At first, the ever-increasing prices looked like an unintended consequence from the stamp duty holiday.

The holiday was designed to ensure the housing market kept motoring during the dark days of the pandemic and it certainly fulfilled its task — arguably, too well.

Consumers will think twice about the expensive process of moving

However, months after the holiday was rescinded, prices continue to soar. Lockdown savings, new working habits and a continued proliferation of cheap mortgage deals have all played their part in enticing buyers to the market.

Cat and mouse

Just recently, Nationwide house-price figures showed there was another month-on-month rise, of 1.7%. Prices now stand, on average, an incredible £29,000 higher than they were a year ago.

For first-time buyers these increases represent a game of cat and mouse, where prospective buyers just manage to save enough for a deposit before the cost of their first home climbs slightly out of reach again.

The prospect of rising inflation and increasing interest rates will take the wind out of the sails of the market

However, the war in Ukraine may put the brakes on this surge in prices. The economic impact of the invasion will be felt by all, and at an already fiscally difficult time.

It was well reported that energy prices were rising steeply prior to the conflict but, with Europe now looking to find alternative natural gas sources outside Russia, costs are likely to go even higher. Add to that inflation is eating away at people’s spending power and you have a situation where almost everyone will start to tighten the purse strings.

This squeeze on  everyday finances will naturally make consumers think twice before embarking on the expensive process of moving, with the risk of becoming less financially stable at a very uncertain time.

The economic impact of the invasion will be felt by all, and at an already fiscally difficult time

How house prices truly react to the Russian invasion won’t be seen for a few months, but it seems very unlikely they are robust enough to cope with the unfolding crisis, especially against the backdrop of an economy trying to recover after the pandemic.

Layer of complexity

The prospect of rising inflation and increasing interest rates will also take the wind out of the sails of the market as cheap mortgage deals will likely come off the shelves.
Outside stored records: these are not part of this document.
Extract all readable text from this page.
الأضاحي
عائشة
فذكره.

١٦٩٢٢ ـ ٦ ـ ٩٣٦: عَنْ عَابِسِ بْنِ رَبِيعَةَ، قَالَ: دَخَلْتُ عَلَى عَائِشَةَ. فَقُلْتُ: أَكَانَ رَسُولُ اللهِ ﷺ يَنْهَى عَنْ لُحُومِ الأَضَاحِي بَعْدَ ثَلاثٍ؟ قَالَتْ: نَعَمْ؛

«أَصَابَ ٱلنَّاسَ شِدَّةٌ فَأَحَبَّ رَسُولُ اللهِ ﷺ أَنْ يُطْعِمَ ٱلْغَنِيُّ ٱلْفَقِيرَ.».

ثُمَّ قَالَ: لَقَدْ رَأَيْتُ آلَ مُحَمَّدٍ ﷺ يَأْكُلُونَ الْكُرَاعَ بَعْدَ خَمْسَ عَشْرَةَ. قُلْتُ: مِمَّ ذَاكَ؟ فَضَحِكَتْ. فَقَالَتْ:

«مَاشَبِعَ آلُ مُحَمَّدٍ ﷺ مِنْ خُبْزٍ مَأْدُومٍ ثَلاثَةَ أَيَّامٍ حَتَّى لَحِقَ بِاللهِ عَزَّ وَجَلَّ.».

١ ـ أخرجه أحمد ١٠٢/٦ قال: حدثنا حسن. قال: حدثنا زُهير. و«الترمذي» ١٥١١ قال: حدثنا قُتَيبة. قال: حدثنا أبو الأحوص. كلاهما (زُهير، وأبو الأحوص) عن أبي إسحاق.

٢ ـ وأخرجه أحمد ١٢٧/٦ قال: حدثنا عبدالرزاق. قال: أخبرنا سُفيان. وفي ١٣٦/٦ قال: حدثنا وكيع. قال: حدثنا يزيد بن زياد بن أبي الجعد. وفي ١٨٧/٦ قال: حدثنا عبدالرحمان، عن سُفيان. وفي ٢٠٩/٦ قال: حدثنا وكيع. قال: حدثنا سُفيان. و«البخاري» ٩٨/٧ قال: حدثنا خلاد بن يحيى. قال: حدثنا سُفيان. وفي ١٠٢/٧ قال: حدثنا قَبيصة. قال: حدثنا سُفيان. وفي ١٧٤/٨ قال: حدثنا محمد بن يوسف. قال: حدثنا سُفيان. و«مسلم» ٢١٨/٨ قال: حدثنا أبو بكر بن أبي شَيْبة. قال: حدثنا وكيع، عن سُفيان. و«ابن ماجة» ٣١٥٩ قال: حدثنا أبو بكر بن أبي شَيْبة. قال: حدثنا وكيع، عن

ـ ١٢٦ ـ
With inflation running riot it’s likely the Bank of England will need to hike rates soon, but the war in Ukraine adds another layer of complexity, making its next move less predictable. Ultimately, the size of the rate change will dictate the severity of the slowdown in prices.

Therefore, those who have already secured a fixed-rate mortgage may well be grateful. For those looking to buy, increased rates are likely to make a house move, or the purchase of a first home, more unaffordable.

Prices are unlikely to be robust enough to cope with the unfolding crisis

However, there continues to be a dearth of housing stock in the UK and, until stock is meaningfully replenished by the government and the big housebuilders, house prices will likely plateau or drop relatively slowly because there is still too much demand and too little supply.

For over two years we have lived in uncertain times, but the housing market has proved resilient. If war rages in Europe, this may no longer be the case.